Which brings up the question: If you could own something better than an original, would you object on principal that it’s unethical to pretend? Would you feel that it’s somehow morally wrong to own something beautiful simply because it isn’t “real”?

I’ve found these questions seem to fade when you slide into a comfortable leather bucket, fire the engine, and merge onto some smooth, unobstructed blacktop. As much as I love fine design and revere classic lines, I’ve always preferred driving to simply acquiring and owning. The latter scenario works beautifully for something you hang on the wall, but not for something as alive and exciting as a powerful, classic lined sports car.

The legal questions regarding the replication of something of value are important when the design is, indeed, unique and its worth could be diminished by replication, but the fact is that Shelby never did own the original shape of AC’s classic Bristol-engined roadsters, or any of the rights to Ford’s V8 engines and running gear. He simply acquired those components at the time because he could see the immediate potential and it was the fastest and simplest way to enter the car business.
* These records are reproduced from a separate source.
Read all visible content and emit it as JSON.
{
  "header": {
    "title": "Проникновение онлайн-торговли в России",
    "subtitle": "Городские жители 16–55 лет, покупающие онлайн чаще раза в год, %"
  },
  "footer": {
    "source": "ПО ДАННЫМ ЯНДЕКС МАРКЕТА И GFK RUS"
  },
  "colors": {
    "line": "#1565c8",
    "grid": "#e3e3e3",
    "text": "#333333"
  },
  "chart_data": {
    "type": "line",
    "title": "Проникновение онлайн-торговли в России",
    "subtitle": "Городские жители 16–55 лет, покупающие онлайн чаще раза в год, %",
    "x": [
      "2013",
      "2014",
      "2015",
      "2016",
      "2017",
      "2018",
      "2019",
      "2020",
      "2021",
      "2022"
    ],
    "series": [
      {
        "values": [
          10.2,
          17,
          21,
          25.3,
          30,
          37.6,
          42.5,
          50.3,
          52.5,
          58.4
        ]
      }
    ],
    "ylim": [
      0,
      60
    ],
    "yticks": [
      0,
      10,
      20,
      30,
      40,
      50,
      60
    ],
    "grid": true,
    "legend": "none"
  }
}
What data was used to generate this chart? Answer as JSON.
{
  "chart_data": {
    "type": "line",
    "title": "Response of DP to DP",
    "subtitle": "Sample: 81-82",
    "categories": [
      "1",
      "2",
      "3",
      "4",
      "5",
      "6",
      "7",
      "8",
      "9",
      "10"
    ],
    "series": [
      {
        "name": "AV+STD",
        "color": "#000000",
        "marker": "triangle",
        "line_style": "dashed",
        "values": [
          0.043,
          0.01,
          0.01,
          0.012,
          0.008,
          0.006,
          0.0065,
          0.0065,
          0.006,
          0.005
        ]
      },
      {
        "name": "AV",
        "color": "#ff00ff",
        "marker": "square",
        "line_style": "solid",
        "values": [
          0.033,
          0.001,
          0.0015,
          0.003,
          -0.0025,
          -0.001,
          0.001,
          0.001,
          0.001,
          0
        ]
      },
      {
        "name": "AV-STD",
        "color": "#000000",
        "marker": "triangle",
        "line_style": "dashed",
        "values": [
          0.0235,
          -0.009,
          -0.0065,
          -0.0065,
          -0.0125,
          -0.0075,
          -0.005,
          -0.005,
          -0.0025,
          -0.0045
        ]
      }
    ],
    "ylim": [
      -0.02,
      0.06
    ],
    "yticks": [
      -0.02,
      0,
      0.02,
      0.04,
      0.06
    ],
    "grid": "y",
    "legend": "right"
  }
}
Shelby’s timing was perfect. He was a visionary, but in hindsight he was also rather shortsighted in not realizing the long-term historical significance of what he was creating. At the time of the Cobra’s greatest racing successes, the project was simply the Texan’s personal stepping stone to a larger, far more exciting and profitable business venture with Ford. Once Shelby had been awarded the lucrative contract to develop and race Ford’s mighty GT40s, the whole Cobra program was scrapped. Almost overnight Shelby’s Snakes became old news.

Again, it seemed like perfect timing for Shelby, but history has a strange way of creating value you can’t buy; it’s called credibility. The thousands of fans who loved his fast, exciting cars and admired what the Texan had done for America wanted a piece of that history, and the replica business took off. Admirably, Shelby was at first both honored and pleased that clubs were formed in his name and that his old Cobras were revered as timeless pieces of rolling art that could be both owned and enjoyed for a reasonable amount.

Much later, though, Shelby looked around and realized the value of what he’d created. After leaving Ford he tried to go back and resurrect his Cobra program, but it was already too late. Too much time had passed; the fact that he’d already willingly endorsed a few of his early acolytes didn’t help. The Cobra name and design had almost become public domain. Instead of embracing those who had improved upon what he’d started, he tried unsuccessfully to put them out of business!

Shelby spent millions on legal wrangling meant to protect what he believed was his, but a Federal judge informed him that all he really owned was the name. As for the diminished value of his originals? One has only to look at recent auction results to prove that replication has had exactly the opposite effect.